🤖 AI Summary
To address the escalating carbon footprint of 3D-integrated DNN accelerators—driven by high manufacturing complexity—this work proposes a carbon-aware co-optimization framework targeting the Carbon Delay Product (CDP) as a unified objective. The method jointly minimizes carbon emissions and hardware overhead while preserving inference accuracy (loss <0.5%). Innovatively integrating approximate computing with a genetic algorithm, it enables process-node-agnostic design-space exploration. A full-stack carbon quantification model is developed, covering wafer fabrication, 3D stacking, and packaging stages. Experimental evaluation across 45 nm, 14 nm, and 7 nm technology nodes demonstrates that, relative to baseline designs, the optimized accelerator reduces MAC unit area by 22% and achieves up to 30% reduction in embodied carbon emissions.
📝 Abstract
As Deep Neural Networks (DNNs) continue to drive advancements in artificial intelligence, the design of hardware accelerators faces growing concerns over embodied carbon footprint due to complex fabrication processes. 3D integration improves performance but introduces sustainability challenges, making carbon-aware optimization essential.
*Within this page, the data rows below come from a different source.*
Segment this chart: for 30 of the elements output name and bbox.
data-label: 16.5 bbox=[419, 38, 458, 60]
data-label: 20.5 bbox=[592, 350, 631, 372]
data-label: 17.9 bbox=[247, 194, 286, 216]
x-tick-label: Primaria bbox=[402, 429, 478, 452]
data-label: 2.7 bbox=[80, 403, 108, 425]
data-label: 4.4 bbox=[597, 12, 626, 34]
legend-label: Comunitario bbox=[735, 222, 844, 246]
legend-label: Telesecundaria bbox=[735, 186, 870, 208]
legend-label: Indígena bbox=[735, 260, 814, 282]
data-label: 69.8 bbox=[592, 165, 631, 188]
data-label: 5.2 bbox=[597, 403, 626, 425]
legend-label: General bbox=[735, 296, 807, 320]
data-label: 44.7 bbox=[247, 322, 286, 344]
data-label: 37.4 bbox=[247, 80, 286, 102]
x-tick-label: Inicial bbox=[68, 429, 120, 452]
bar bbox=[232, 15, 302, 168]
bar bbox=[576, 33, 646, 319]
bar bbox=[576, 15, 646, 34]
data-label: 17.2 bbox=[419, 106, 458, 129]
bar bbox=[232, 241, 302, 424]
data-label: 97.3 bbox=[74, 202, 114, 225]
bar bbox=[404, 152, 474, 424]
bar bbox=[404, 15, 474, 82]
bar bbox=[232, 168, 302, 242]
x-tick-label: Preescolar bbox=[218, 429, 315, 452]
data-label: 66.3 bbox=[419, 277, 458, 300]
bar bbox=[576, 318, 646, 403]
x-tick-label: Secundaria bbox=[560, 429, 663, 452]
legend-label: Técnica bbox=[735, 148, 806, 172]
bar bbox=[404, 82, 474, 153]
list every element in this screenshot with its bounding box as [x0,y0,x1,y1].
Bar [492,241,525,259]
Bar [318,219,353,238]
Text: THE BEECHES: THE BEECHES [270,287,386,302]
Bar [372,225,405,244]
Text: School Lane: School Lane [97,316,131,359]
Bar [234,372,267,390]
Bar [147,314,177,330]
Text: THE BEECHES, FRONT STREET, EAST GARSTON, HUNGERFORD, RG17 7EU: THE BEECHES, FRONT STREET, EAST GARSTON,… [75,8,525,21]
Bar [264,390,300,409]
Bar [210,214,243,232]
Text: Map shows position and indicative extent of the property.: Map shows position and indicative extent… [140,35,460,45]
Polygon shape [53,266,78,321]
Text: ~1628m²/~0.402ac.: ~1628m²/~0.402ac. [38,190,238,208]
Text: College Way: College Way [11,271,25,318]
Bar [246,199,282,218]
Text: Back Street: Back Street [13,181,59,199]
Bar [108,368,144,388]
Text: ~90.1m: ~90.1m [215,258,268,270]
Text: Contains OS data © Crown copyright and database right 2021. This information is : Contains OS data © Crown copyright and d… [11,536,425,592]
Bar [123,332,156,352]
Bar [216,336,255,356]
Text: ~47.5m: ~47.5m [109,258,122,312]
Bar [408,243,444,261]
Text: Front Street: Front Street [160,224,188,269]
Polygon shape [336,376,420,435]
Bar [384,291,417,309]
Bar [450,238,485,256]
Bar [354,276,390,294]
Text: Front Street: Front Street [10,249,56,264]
In this work, we propose a carbon-efficient design methodology for 3D DNN accelerators, leveraging approximate computing and genetic algorithm-based design space exploration to optimize Carbon Delay Product (CDP). By integrating area-efficient approximate multipliers into Multiply-Accumulate (MAC) units, our approach effectively reduces silicon area and fabrication overhead while maintaining high computational accuracy. Experimental evaluations across three technology nodes (45nm, 14nm, and 7nm) show that our method reduces embodied carbon by up to 30% with negligible accuracy drop.